You misunderstand the point of the OpenBSD community. It's a
group of people with a reasonably-common vision, who want to
work together on what they want to work on. It is not trying
to "win" any new converts.
Think of it this way:
Theo buys a large-screen TV. He likes to watch basketball
(actually, I have no idea what he likes to watch...). He
invites all the neighbors over, saying "Hey, for *Anyone*
who likes to watch basketball, come on over as I've got
the best TV!". It's one entire wall of his spacious
living room. It's got split-screen capability, and you
can even watch multiple basketball games at the same time.
He's buying the beer and pretzels, and watching basketball
around the clock.
Next door, someone grumbles. "Hey, if you would just let
me watch soap operas, then you would get more use out of
that TV!". So what? Theo isn't watching soap operas, he
didn't ask about soap operas, and the person next door did
not contribute to the TV in the first place.

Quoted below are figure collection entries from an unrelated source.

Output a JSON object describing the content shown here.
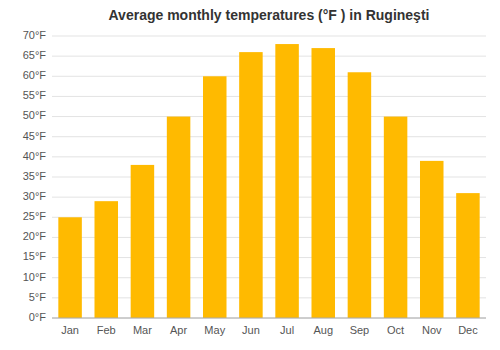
{
  "chart_data": {
    "type": "bar",
    "title": "Average monthly temperatures (°F ) in Rugineşti",
    "categories": [
      "Jan",
      "Feb",
      "Mar",
      "Apr",
      "May",
      "Jun",
      "Jul",
      "Aug",
      "Sep",
      "Oct",
      "Nov",
      "Dec"
    ],
    "values": [
      25,
      29,
      38,
      50,
      60,
      66,
      68,
      67,
      61,
      50,
      39,
      31
    ],
    "color": "#FFBA00",
    "ylim": [
      0,
      70
    ],
    "yticks": [
      {
        "value": 0,
        "label": "0°F"
      },
      {
        "value": 5,
        "label": "5°F"
      },
      {
        "value": 10,
        "label": "10°F"
      },
      {
        "value": 15,
        "label": "15°F"
      },
      {
        "value": 20,
        "label": "20°F"
      },
      {
        "value": 25,
        "label": "25°F"
      },
      {
        "value": 30,
        "label": "30°F"
      },
      {
        "value": 35,
        "label": "35°F"
      },
      {
        "value": 40,
        "label": "40°F"
      },
      {
        "value": 45,
        "label": "45°F"
      },
      {
        "value": 50,
        "label": "50°F"
      },
      {
        "value": 55,
        "label": "55°F"
      },
      {
        "value": 60,
        "label": "60°F"
      },
      {
        "value": 65,
        "label": "65°F"
      },
      {
        "value": 70,
        "label": "70°F"
      }
    ],
    "grid": true
  }
}
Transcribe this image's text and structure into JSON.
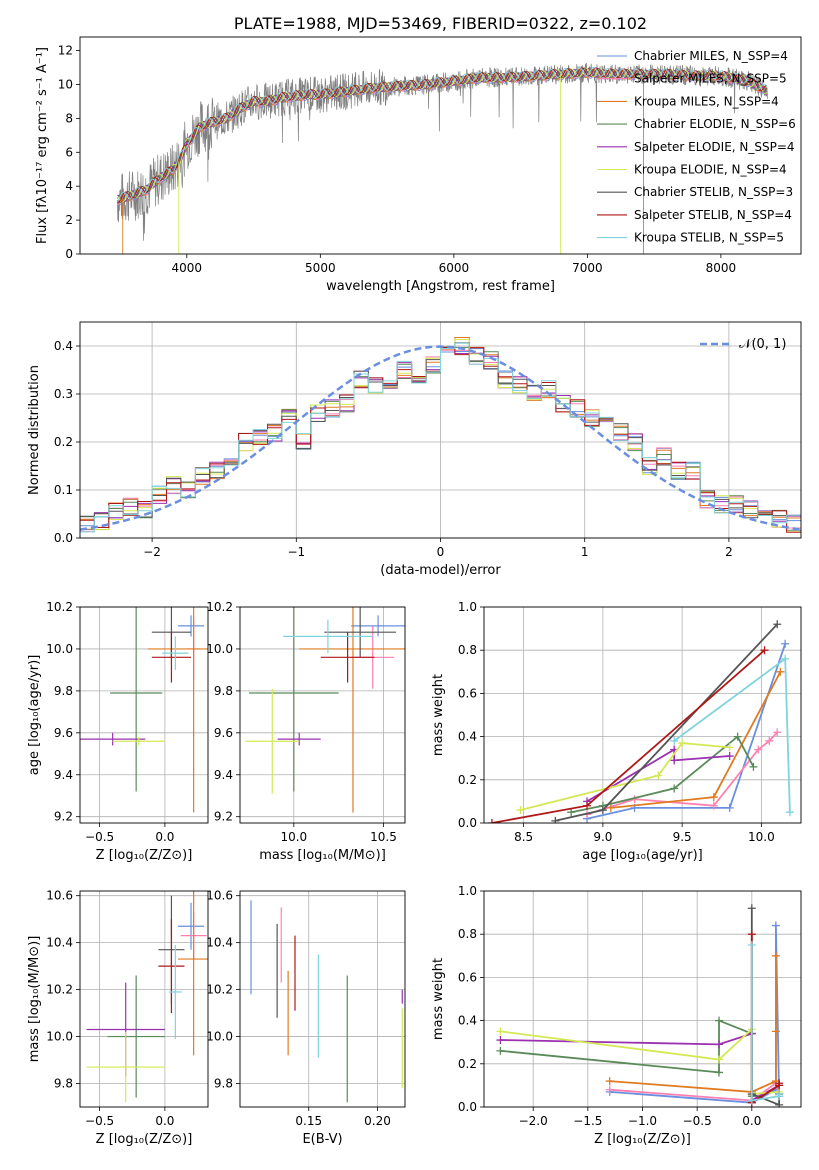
{
  "colors": {
    "chabrier_miles": "#6a8fde",
    "salpeter_miles": "#ff80b0",
    "kroupa_miles": "#e07b22",
    "chabrier_elodie": "#5a8a5a",
    "salpeter_elodie": "#9b30b0",
    "kroupa_elodie": "#d4e855",
    "chabrier_stelib": "#555555",
    "salpeter_stelib": "#b01818",
    "kroupa_stelib": "#80d4dc",
    "normal": "#6a8fde",
    "spectrum": "#808080"
  },
  "chart_data": [
    {
      "id": "spectrum",
      "type": "line",
      "title": "PLATE=1988, MJD=53469, FIBERID=0322, z=0.102",
      "xlabel": "wavelength [Angstrom, rest frame]",
      "ylabel": "Flux [fλ10⁻¹⁷ erg cm⁻² s⁻¹ A⁻¹]",
      "xlim": [
        3200,
        8600
      ],
      "ylim": [
        0,
        12.8
      ],
      "xticks": [
        "4000",
        "5000",
        "6000",
        "7000",
        "8000"
      ],
      "yticks": [
        "0",
        "2",
        "4",
        "6",
        "8",
        "10",
        "12"
      ],
      "continuum": {
        "x": [
          3480,
          3600,
          3700,
          3800,
          3900,
          3950,
          4000,
          4100,
          4200,
          4300,
          4400,
          4500,
          4600,
          4700,
          4800,
          4900,
          5000,
          5200,
          5400,
          5600,
          5800,
          6000,
          6200,
          6400,
          6600,
          6800,
          7000,
          7200,
          7400,
          7600,
          7800,
          8000,
          8200,
          8350
        ],
        "y": [
          3.2,
          3.5,
          3.8,
          4.5,
          5.0,
          5.6,
          6.5,
          7.5,
          7.8,
          8.0,
          8.6,
          9.0,
          9.0,
          9.2,
          9.3,
          9.4,
          9.4,
          9.6,
          9.8,
          9.9,
          10.0,
          10.2,
          10.4,
          10.4,
          10.5,
          10.6,
          10.7,
          10.6,
          10.6,
          10.6,
          10.5,
          10.5,
          10.2,
          9.6
        ]
      },
      "legend": [
        "Chabrier MILES, N_SSP=4",
        "Salpeter MILES, N_SSP=5",
        "Kroupa MILES, N_SSP=4",
        "Chabrier ELODIE, N_SSP=6",
        "Salpeter ELODIE, N_SSP=4",
        "Kroupa ELODIE, N_SSP=4",
        "Chabrier STELIB, N_SSP=3",
        "Salpeter STELIB, N_SSP=4",
        "Kroupa STELIB, N_SSP=5"
      ],
      "legend_position": "right"
    },
    {
      "id": "residuals",
      "type": "histogram",
      "xlabel": "(data-model)/error",
      "ylabel": "Normed distribution",
      "xlim": [
        -2.5,
        2.5
      ],
      "ylim": [
        0,
        0.45
      ],
      "xticks": [
        "−2",
        "−1",
        "0",
        "1",
        "2"
      ],
      "yticks": [
        "0.0",
        "0.1",
        "0.2",
        "0.3",
        "0.4"
      ],
      "bins": [
        -2.5,
        -2.4,
        -2.3,
        -2.2,
        -2.1,
        -2.0,
        -1.9,
        -1.8,
        -1.7,
        -1.6,
        -1.5,
        -1.4,
        -1.3,
        -1.2,
        -1.1,
        -1.0,
        -0.9,
        -0.8,
        -0.7,
        -0.6,
        -0.5,
        -0.4,
        -0.3,
        -0.2,
        -0.1,
        0.0,
        0.1,
        0.2,
        0.3,
        0.4,
        0.5,
        0.6,
        0.7,
        0.8,
        0.9,
        1.0,
        1.1,
        1.2,
        1.3,
        1.4,
        1.5,
        1.6,
        1.7,
        1.8,
        1.9,
        2.0,
        2.1,
        2.2,
        2.3,
        2.4,
        2.5
      ],
      "base": [
        0.03,
        0.035,
        0.055,
        0.065,
        0.06,
        0.09,
        0.11,
        0.1,
        0.13,
        0.14,
        0.17,
        0.2,
        0.21,
        0.22,
        0.25,
        0.2,
        0.26,
        0.27,
        0.28,
        0.33,
        0.32,
        0.33,
        0.35,
        0.33,
        0.36,
        0.38,
        0.4,
        0.38,
        0.37,
        0.33,
        0.32,
        0.3,
        0.31,
        0.28,
        0.27,
        0.25,
        0.24,
        0.22,
        0.2,
        0.15,
        0.17,
        0.14,
        0.14,
        0.08,
        0.07,
        0.07,
        0.06,
        0.06,
        0.04,
        0.03
      ],
      "legend": "𝒩(0, 1)",
      "legend_position": "upper right"
    },
    {
      "id": "age_vs_Z",
      "type": "errorbar",
      "xlabel": "Z [log₁₀(Z/Z⊙)]",
      "ylabel": "age  [log₁₀(age/yr)]",
      "xlim": [
        -0.65,
        0.33
      ],
      "ylim": [
        9.17,
        10.2
      ],
      "xticks": [
        "−0.5",
        "0.0"
      ],
      "yticks": [
        "9.2",
        "9.4",
        "9.6",
        "9.8",
        "10.0",
        "10.2"
      ],
      "points": [
        {
          "c": "chabrier_miles",
          "x": 0.2,
          "xe": 0.1,
          "y": 10.11,
          "ye": 0.05
        },
        {
          "c": "salpeter_miles",
          "x": 0.22,
          "xe": 0.05,
          "y": 10.0,
          "ye": 0.15
        },
        {
          "c": "kroupa_miles",
          "x": 0.22,
          "xe": 0.35,
          "y": 10.0,
          "ye": 0.78
        },
        {
          "c": "chabrier_elodie",
          "x": -0.22,
          "xe": 0.2,
          "y": 9.79,
          "ye": 0.47
        },
        {
          "c": "salpeter_elodie",
          "x": -0.4,
          "xe": 0.25,
          "y": 9.57,
          "ye": 0.03
        },
        {
          "c": "kroupa_elodie",
          "x": -0.2,
          "xe": 0.2,
          "y": 9.56,
          "ye": 0.02
        },
        {
          "c": "chabrier_stelib",
          "x": 0.05,
          "xe": 0.15,
          "y": 10.08,
          "ye": 0.12
        },
        {
          "c": "salpeter_stelib",
          "x": 0.05,
          "xe": 0.15,
          "y": 9.96,
          "ye": 0.12
        },
        {
          "c": "kroupa_stelib",
          "x": 0.08,
          "xe": 0.1,
          "y": 9.98,
          "ye": 0.08
        }
      ]
    },
    {
      "id": "age_vs_mass",
      "type": "errorbar",
      "xlabel": "mass [log₁₀(M/M⊙)]",
      "ylabel": "",
      "xlim": [
        9.7,
        10.62
      ],
      "ylim": [
        9.17,
        10.2
      ],
      "xticks": [
        "10.0",
        "10.5"
      ],
      "yticks": [
        "9.2",
        "9.4",
        "9.6",
        "9.8",
        "10.0",
        "10.2"
      ],
      "points": [
        {
          "c": "chabrier_miles",
          "x": 10.47,
          "xe": 0.15,
          "y": 10.11,
          "ye": 0.05
        },
        {
          "c": "salpeter_miles",
          "x": 10.44,
          "xe": 0.12,
          "y": 9.96,
          "ye": 0.15
        },
        {
          "c": "kroupa_miles",
          "x": 10.33,
          "xe": 0.3,
          "y": 10.0,
          "ye": 0.78
        },
        {
          "c": "chabrier_elodie",
          "x": 10.0,
          "xe": 0.25,
          "y": 9.79,
          "ye": 0.47
        },
        {
          "c": "salpeter_elodie",
          "x": 10.03,
          "xe": 0.12,
          "y": 9.57,
          "ye": 0.03
        },
        {
          "c": "kroupa_elodie",
          "x": 9.88,
          "xe": 0.15,
          "y": 9.56,
          "ye": 0.25
        },
        {
          "c": "chabrier_stelib",
          "x": 10.37,
          "xe": 0.2,
          "y": 10.08,
          "ye": 0.12
        },
        {
          "c": "salpeter_stelib",
          "x": 10.3,
          "xe": 0.15,
          "y": 9.96,
          "ye": 0.12
        },
        {
          "c": "kroupa_stelib",
          "x": 10.19,
          "xe": 0.25,
          "y": 10.06,
          "ye": 0.08
        }
      ]
    },
    {
      "id": "mass_weight_vs_age",
      "type": "line",
      "xlabel": "age  [log₁₀(age/yr)]",
      "ylabel": "mass weight",
      "xlim": [
        8.25,
        10.25
      ],
      "ylim": [
        0,
        1.0
      ],
      "xticks": [
        "8.5",
        "9.0",
        "9.5",
        "10.0"
      ],
      "yticks": [
        "0.0",
        "0.2",
        "0.4",
        "0.6",
        "0.8",
        "1.0"
      ],
      "series": [
        {
          "c": "chabrier_miles",
          "x": [
            8.9,
            9.2,
            9.8,
            10.15
          ],
          "y": [
            0.02,
            0.07,
            0.07,
            0.83
          ]
        },
        {
          "c": "salpeter_miles",
          "x": [
            8.9,
            9.2,
            9.7,
            9.98,
            10.05,
            10.1
          ],
          "y": [
            0.04,
            0.11,
            0.08,
            0.34,
            0.38,
            0.42
          ]
        },
        {
          "c": "kroupa_miles",
          "x": [
            9.05,
            9.7,
            10.12
          ],
          "y": [
            0.07,
            0.12,
            0.7
          ]
        },
        {
          "c": "chabrier_elodie",
          "x": [
            8.8,
            9.0,
            9.45,
            9.85,
            9.95
          ],
          "y": [
            0.05,
            0.08,
            0.16,
            0.4,
            0.26
          ]
        },
        {
          "c": "salpeter_elodie",
          "x": [
            8.9,
            9.45,
            9.45,
            9.8
          ],
          "y": [
            0.1,
            0.34,
            0.29,
            0.31
          ]
        },
        {
          "c": "kroupa_elodie",
          "x": [
            8.48,
            9.35,
            9.5,
            9.8
          ],
          "y": [
            0.06,
            0.22,
            0.37,
            0.35
          ]
        },
        {
          "c": "chabrier_stelib",
          "x": [
            8.7,
            9.0,
            10.1
          ],
          "y": [
            0.01,
            0.06,
            0.92
          ]
        },
        {
          "c": "salpeter_stelib",
          "x": [
            8.3,
            8.9,
            10.02
          ],
          "y": [
            0.0,
            0.08,
            0.8
          ]
        },
        {
          "c": "kroupa_stelib",
          "x": [
            9.45,
            10.15,
            10.18
          ],
          "y": [
            0.38,
            0.76,
            0.05
          ]
        }
      ]
    },
    {
      "id": "mass_vs_Z",
      "type": "errorbar",
      "xlabel": "Z [log₁₀(Z/Z⊙)]",
      "ylabel": "mass [log₁₀(M/M⊙)]",
      "xlim": [
        -0.65,
        0.33
      ],
      "ylim": [
        9.7,
        10.62
      ],
      "xticks": [
        "−0.5",
        "0.0"
      ],
      "yticks": [
        "9.8",
        "10.0",
        "10.2",
        "10.4",
        "10.6"
      ],
      "points": [
        {
          "c": "chabrier_miles",
          "x": 0.2,
          "xe": 0.1,
          "y": 10.47,
          "ye": 0.1
        },
        {
          "c": "salpeter_miles",
          "x": 0.22,
          "xe": 0.1,
          "y": 10.43,
          "ye": 0.1
        },
        {
          "c": "kroupa_miles",
          "x": 0.22,
          "xe": 0.12,
          "y": 10.33,
          "ye": 0.41
        },
        {
          "c": "chabrier_elodie",
          "x": -0.22,
          "xe": 0.22,
          "y": 10.0,
          "ye": 0.26
        },
        {
          "c": "salpeter_elodie",
          "x": -0.3,
          "xe": 0.3,
          "y": 10.03,
          "ye": 0.2
        },
        {
          "c": "kroupa_elodie",
          "x": -0.3,
          "xe": 0.3,
          "y": 9.87,
          "ye": 0.15
        },
        {
          "c": "chabrier_stelib",
          "x": 0.05,
          "xe": 0.1,
          "y": 10.37,
          "ye": 0.23
        },
        {
          "c": "salpeter_stelib",
          "x": 0.05,
          "xe": 0.1,
          "y": 10.3,
          "ye": 0.2
        },
        {
          "c": "kroupa_stelib",
          "x": 0.08,
          "xe": 0.05,
          "y": 10.19,
          "ye": 0.2
        }
      ]
    },
    {
      "id": "mass_vs_ebv",
      "type": "errorbar",
      "xlabel": "E(B-V)",
      "ylabel": "",
      "xlim": [
        0.1,
        0.22
      ],
      "ylim": [
        9.7,
        10.62
      ],
      "xticks": [
        "0.15",
        "0.20"
      ],
      "yticks": [
        "9.8",
        "10.0",
        "10.2",
        "10.4",
        "10.6"
      ],
      "points": [
        {
          "c": "chabrier_miles",
          "x": 0.108,
          "xe": 0,
          "y": 10.38,
          "ye": 0.2
        },
        {
          "c": "salpeter_miles",
          "x": 0.13,
          "xe": 0,
          "y": 10.39,
          "ye": 0.16
        },
        {
          "c": "kroupa_miles",
          "x": 0.135,
          "xe": 0,
          "y": 10.1,
          "ye": 0.18
        },
        {
          "c": "chabrier_elodie",
          "x": 0.178,
          "xe": 0,
          "y": 9.99,
          "ye": 0.27
        },
        {
          "c": "salpeter_elodie",
          "x": 0.218,
          "xe": 0,
          "y": 10.17,
          "ye": 0.03
        },
        {
          "c": "kroupa_elodie",
          "x": 0.218,
          "xe": 0,
          "y": 9.95,
          "ye": 0.17
        },
        {
          "c": "chabrier_stelib",
          "x": 0.127,
          "xe": 0,
          "y": 10.28,
          "ye": 0.2
        },
        {
          "c": "salpeter_stelib",
          "x": 0.14,
          "xe": 0,
          "y": 10.27,
          "ye": 0.16
        },
        {
          "c": "kroupa_stelib",
          "x": 0.157,
          "xe": 0,
          "y": 10.13,
          "ye": 0.22
        }
      ]
    },
    {
      "id": "mass_weight_vs_Z",
      "type": "line",
      "xlabel": "Z [log₁₀(Z/Z⊙)]",
      "ylabel": "mass weight",
      "xlim": [
        -2.45,
        0.45
      ],
      "ylim": [
        0,
        1.0
      ],
      "xticks": [
        "−2.0",
        "−1.5",
        "−1.0",
        "−0.5",
        "0.0"
      ],
      "yticks": [
        "0.0",
        "0.2",
        "0.4",
        "0.6",
        "0.8",
        "1.0"
      ],
      "series": [
        {
          "c": "chabrier_miles",
          "x": [
            -1.3,
            0.0,
            0.22,
            0.22,
            0.25
          ],
          "y": [
            0.07,
            0.02,
            0.08,
            0.84,
            0.05
          ]
        },
        {
          "c": "salpeter_miles",
          "x": [
            -1.3,
            0.0,
            0.22,
            0.25
          ],
          "y": [
            0.08,
            0.03,
            0.11,
            0.06
          ]
        },
        {
          "c": "kroupa_miles",
          "x": [
            -1.3,
            0.0,
            0.22,
            0.22,
            0.22
          ],
          "y": [
            0.12,
            0.07,
            0.12,
            0.7,
            0.35
          ]
        },
        {
          "c": "chabrier_elodie",
          "x": [
            -2.3,
            -0.3,
            -0.3,
            0.0,
            0.0
          ],
          "y": [
            0.26,
            0.16,
            0.4,
            0.34,
            0.05
          ]
        },
        {
          "c": "salpeter_elodie",
          "x": [
            -2.3,
            -0.3,
            0.0,
            0.0,
            0.25
          ],
          "y": [
            0.31,
            0.29,
            0.34,
            0.03,
            0.1
          ]
        },
        {
          "c": "kroupa_elodie",
          "x": [
            -2.3,
            -0.3,
            0.0,
            0.0,
            0.25
          ],
          "y": [
            0.35,
            0.22,
            0.36,
            0.06,
            0.07
          ]
        },
        {
          "c": "chabrier_stelib",
          "x": [
            0.0,
            0.0,
            0.25,
            0.25
          ],
          "y": [
            0.92,
            0.06,
            0.01,
            0.06
          ]
        },
        {
          "c": "salpeter_stelib",
          "x": [
            0.0,
            0.0,
            0.25,
            0.25
          ],
          "y": [
            0.8,
            0.02,
            0.1,
            0.11
          ]
        },
        {
          "c": "kroupa_stelib",
          "x": [
            0.0,
            0.0,
            0.25,
            0.25
          ],
          "y": [
            0.75,
            0.03,
            0.05,
            0.06
          ]
        }
      ]
    }
  ]
}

The soap operas fan goes away talking about how Theo is rude.
But in my opinion, it's the soap operas fan who just doesn't
get it. If you want to watch basketball, then you're more
than welcome, but don't give him crap when he bought a TV
to watch basketball, and you want to use it for something
else. And you want him to supply the beer and pretzels
while you're watching the programs he didn't want to watch.
In this case, part of the criteria for getting in is that you
are willing to at put in at least some of the effort in learning
the system. Being a "newbie" is not the issue. One of the guys
in our computer center picked up on openbsd because he wanted it,
and he had pretty much zero knowledge of administering *any*
unix system when he started. He got up and running, without
irritating a single person on this mailing list, by simply
reading and rebooting and reinstalling and reading some more.
Yes, openbsd could win more converts if it had a friendly
welcoming committee. If you want to volunteer to be that
friendly welcoming committee, we can arrange to forward
all of the mindless newbie questions to you. You will find
it gets pretty tiring after awhile -- particularly when you
realize that you are simply copy&pasting a paragraph out of
already-written documentation to answer someone's question.
Note that I do understand your thinking. Some of my time is
spent working on freebsd. In freebsd, we *do* like the idea
of drawing in more users. That's part of the challenge. But
openbsd isn't trying to win converts, it's just some people
who all like working together on the same things.